Muchas veces nos hemos quejado de que Dios no nos escucha o no atiende a nuestras plegarias. Si esto te ha pasado a ti, deberíamos revisar cómo estamos haciendo nuestra oración. Reflexionaremos en el Evangelio de Lc 11, 5-13:

En aquel tiempo, Jesús dijo a sus discípulos: “Supongan que alguno de ustedes tiene un amigo que viene a medianoche a decirle: ‘Préstame, por favor, tres panes, pues un amigo mío ha venido de viaje y no tengo nada que ofrecerle’. Pero él le responde desde dentro: ‘No me molestes. No puedo levantarme a dártelos, porque la puerta ya está cerrada y mis hijos y yo estamos acostados’. Si el otro sigue tocando, yo les aseguro que, aunque no se levante a dárselos por ser su amigo, sin embargo, por su molesta insistencia, sí se levantará y le dará cuanto necesite. Así también les digo a ustedes: ‘Pidan y se les dará, busquen y encontrarán, toquen y se les abrirá. Porque quien pide, recibe; quien busca, encuentra; y al que toca, se le abre. ¿Habrá entre ustedes algún padre que, cuando su hijo le pida pan, le dé una piedra? ¿O cuando le pida pescado, le dé una víbora? ¿O cuando le pida huevo, le dé un alacrán? Pues, si ustedes, que son malos, saben dar cosas buenas a sus hijos, ¿cuánto más el Padre celestial les dará el Espíritu Santo a quienes se lo pidan?’”.
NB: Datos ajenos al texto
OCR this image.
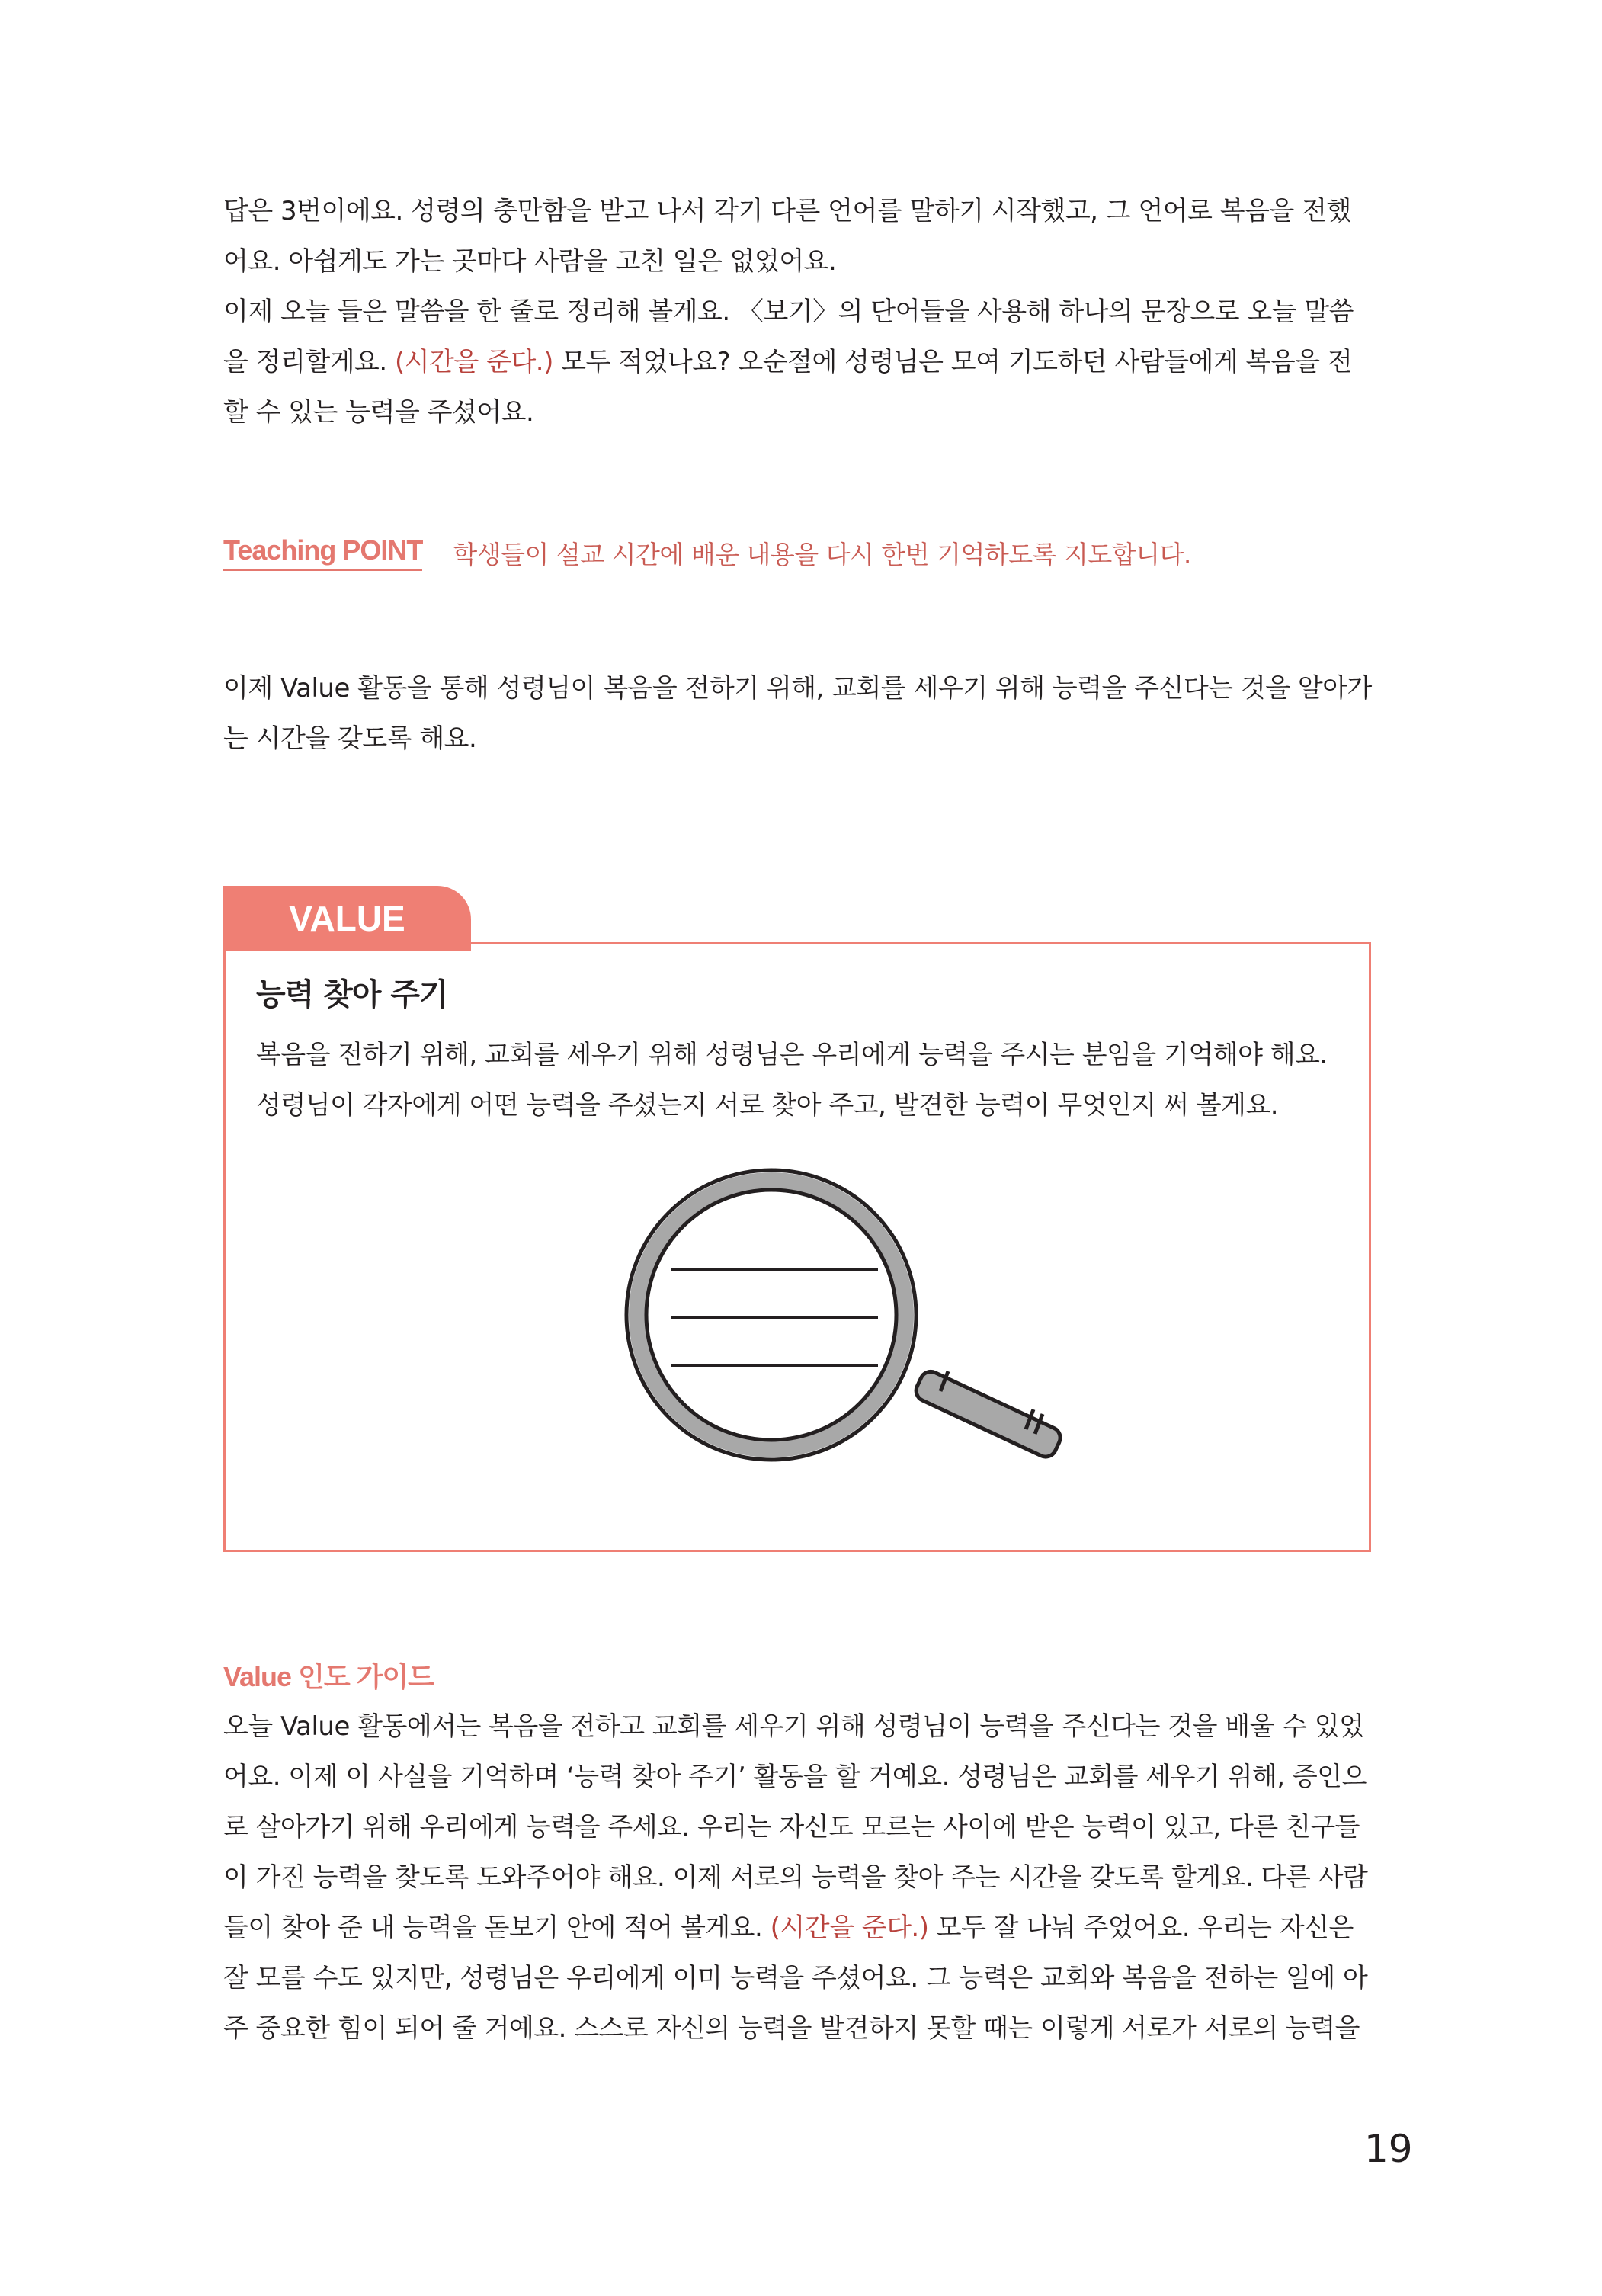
답은 3번이에요. 성령의 충만함을 받고 나서 각기 다른 언어를 말하기 시작했고, 그 언어로 복음을 전했어요. 아쉽게도 가는 곳마다 사람을 고친 일은 없었어요.
이제 오늘 들은 말씀을 한 줄로 정리해 볼게요. 〈보기〉의 단어들을 사용해 하나의 문장으로 오늘 말씀을 정리할게요. (시간을 준다.) 모두 적었나요? 오순절에 성령님은 모여 기도하던 사람들에게 복음을 전할 수 있는 능력을 주셨어요.
Teaching POINT 학생들이 설교 시간에 배운 내용을 다시 한번 기억하도록 지도합니다.

이제 Value 활동을 통해 성령님이 복음을 전하기 위해, 교회를 세우기 위해 능력을 주신다는 것을 알아가는 시간을 갖도록 해요.

VALUE
능력 찾아 주기

복음을 전하기 위해, 교회를 세우기 위해 성령님은 우리에게 능력을 주시는 분임을 기억해야 해요. 성령님이 각자에게 어떤 능력을 주셨는지 서로 찾아 주고, 발견한 능력이 무엇인지 써 볼게요.

Value 인도 가이드
오늘 Value 활동에서는 복음을 전하고 교회를 세우기 위해 성령님이 능력을 주신다는 것을 배울 수 있었어요. 이제 이 사실을 기억하며 ‘능력 찾아 주기’ 활동을 할 거예요. 성령님은 교회를 세우기 위해, 증인으로 살아가기 위해 우리에게 능력을 주세요. 우리는 자신도 모르는 사이에 받은 능력이 있고, 다른 친구들이 가진 능력을 찾도록 도와주어야 해요. 이제 서로의 능력을 찾아 주는 시간을 갖도록 할게요. 다른 사람들이 찾아 준 내 능력을 돋보기 안에 적어 볼게요. (시간을 준다.) 모두 잘 나눠 주었어요. 우리는 자신은 잘 모를 수도 있지만, 성령님은 우리에게 이미 능력을 주셨어요. 그 능력은 교회와 복음을 전하는 일에 아주 중요한 힘이 되어 줄 거예요. 스스로 자신의 능력을 발견하지 못할 때는 이렇게 서로가 서로의 능력을
19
Lo primero que debemos siempre tener presente es que la eficacia de la oración tiene su origen, más que en nuestra insistencia, en el amor que Dios nos tiene. Él da a sus hijos todo lo que piden con fe, con perseverancia y con limpieza de corazón.
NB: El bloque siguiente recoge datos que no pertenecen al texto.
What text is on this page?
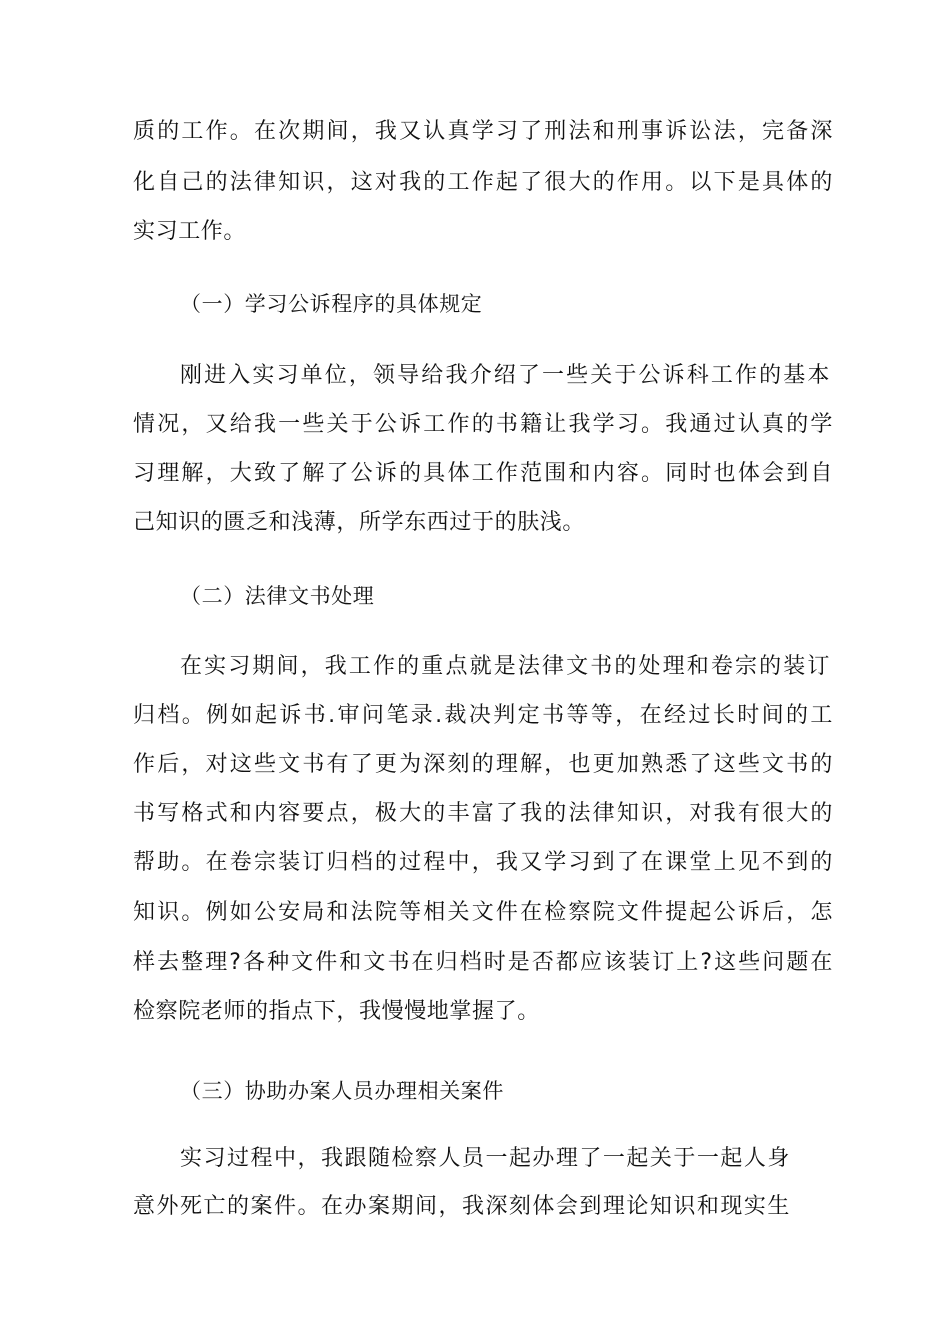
质的工作。在次期间，我又认真学习了刑法和刑事诉讼法，完备深
化自己的法律知识，这对我的工作起了很大的作用。以下是具体的
实习工作。
（一）学习公诉程序的具体规定
刚进入实习单位，领导给我介绍了一些关于公诉科工作的基本
情况，又给我一些关于公诉工作的书籍让我学习。我通过认真的学
习理解，大致了解了公诉的具体工作范围和内容。同时也体会到自
己知识的匮乏和浅薄，所学东西过于的肤浅。
（二）法律文书处理
在实习期间，我工作的重点就是法律文书的处理和卷宗的装订
归档。例如起诉书.审问笔录.裁决判定书等等，在经过长时间的工
作后，对这些文书有了更为深刻的理解，也更加熟悉了这些文书的
书写格式和内容要点，极大的丰富了我的法律知识，对我有很大的
帮助。在卷宗装订归档的过程中，我又学习到了在课堂上见不到的
知识。例如公安局和法院等相关文件在检察院文件提起公诉后，怎
样去整理?各种文件和文书在归档时是否都应该装订上?这些问题在
检察院老师的指点下，我慢慢地掌握了。
（三）协助办案人员办理相关案件
实习过程中，我跟随检察人员一起办理了一起关于一起人身
意外死亡的案件。在办案期间，我深刻体会到理论知识和现实生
Muchas veces nos cansamos en la oración porque pensamos que ésta no es escuchada, pero, más bien, no es que no sea escuchada, sino que la respuesta no la comprendemos, no la aceptamos o no la recibimos como la queremos. San Agustín decía “Si tu oración no es escuchada se deberá a que no pides como debes, o a que pides lo que no debes”. Dios no falta a su palabra y dice que el que pide, recibe; el que busca, encuentra; y al que toca, se le abre.
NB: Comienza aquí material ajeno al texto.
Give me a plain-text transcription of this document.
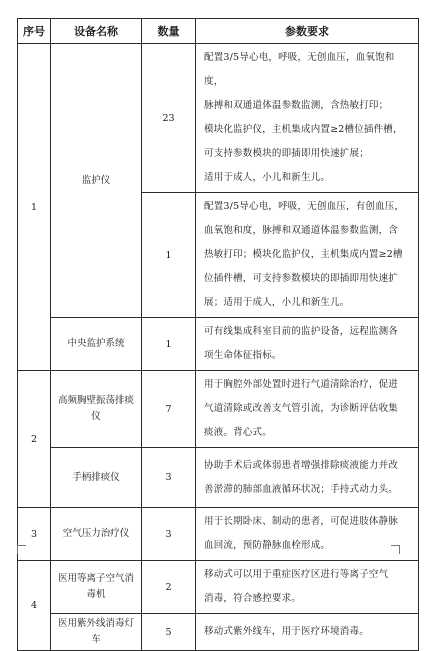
序号	设备名称	数量	参数要求
1	监护仪	23	配置3/5导心电，呼吸，无创血压，血氧饱和度，
脉搏和双通道体温参数监测，含热敏打印；
模块化监护仪，主机集成内置≥2槽位插件槽，
可支持参数模块的即插即用快速扩展；
适用于成人，小儿和新生儿。

		1	配置3/5导心电，呼吸，无创血压，有创血压，
血氧饱和度，脉搏和双通道体温参数监测，含
热敏打印；模块化监护仪，主机集成内置≥2槽
位插件槽，可支持参数模块的即插即用快速扩
展；适用于成人，小儿和新生儿。

	中央监护系统	1	可有线集成科室目前的监护设备，远程监测各
项生命体征指标。

2	高频胸壁振荡排痰仪	7	用于胸腔外部处置时进行气道清除治疗，促进
气道清除或改善支气管引流，为诊断评估收集
痰液。背心式。

	手柄排痰仪	3	协助手术后或体弱患者增强排除痰液能力并改
善淤滞的肺部血液循环状况；手持式动力头。

3	空气压力治疗仪	3	用于长期卧床、制动的患者，可促进肢体静脉
血回流，预防静脉血栓形成。

4	医用等离子空气消毒机	2	移动式可以用于重症医疗区进行等离子空气
消毒，符合感控要求。

	医用紫外线消毒灯车	5	移动式紫外线车，用于医疗环境消毒。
Hoy te comparto, inspirado en el Santo Cura de Ars, algunas características que debe tener nuestra oración:

Debe ser hecha con fe y confianza:

Recordemos que oramos sabiendo que tenemos un Padre providente, amoroso. Muchas veces nuestra oración la hacemos de manera dudosa, desconfiada, temerosos o incrédulos. Nuestra oración la dirigimos a nuestro Padre que conoce nuestro corazón y nuestras necesidades, no a alguien indiferente. Por ello, la oración debe ser un diálogo familiar, cercano y amoroso que parta desde la fe, desde la confianza de saber que Dios nos escucha y nos dará lo que le pedimos.

Con pureza de corazón:

El Santo Cura de Ars insiste en que la oración debe ser hecha siempre con una pureza de intención, es decir, que pidamos siempre y únicamente lo que mire a buscar la gloria de Dios y nuestra salvación. Se pudieran pedir cosas temporales o materiales, pero que siempre sea con la intensión de ser aprovechadas para la gloria de Dios, para la salvación de nuestra alma y la de nuestro prójimo; ya que, de lo contrario, procederían del orgullo o de la ambición y ahí, Dios, no lo concederá por no ser provechoso para nuestra alma o la de nuestro prójimo.

Con perseverancia:

Debemos perseverar en la oración todo el tiempo. Cuando la oración sólo se hace en los tiempos de dificultad, podríamos estar cayendo en una especie de orar por conveniencia y no por amor. La oración debe inundar y abarcar todos los aspectos de nuestra vida, además de que debemos hacer en todo momento. Santa Teresa decía: “El amante ama en todas partes”, así también nosotros podríamos decir que el orante ora en todas partes y en todo momento, sin limitarse a estar en el templo o en un día específico.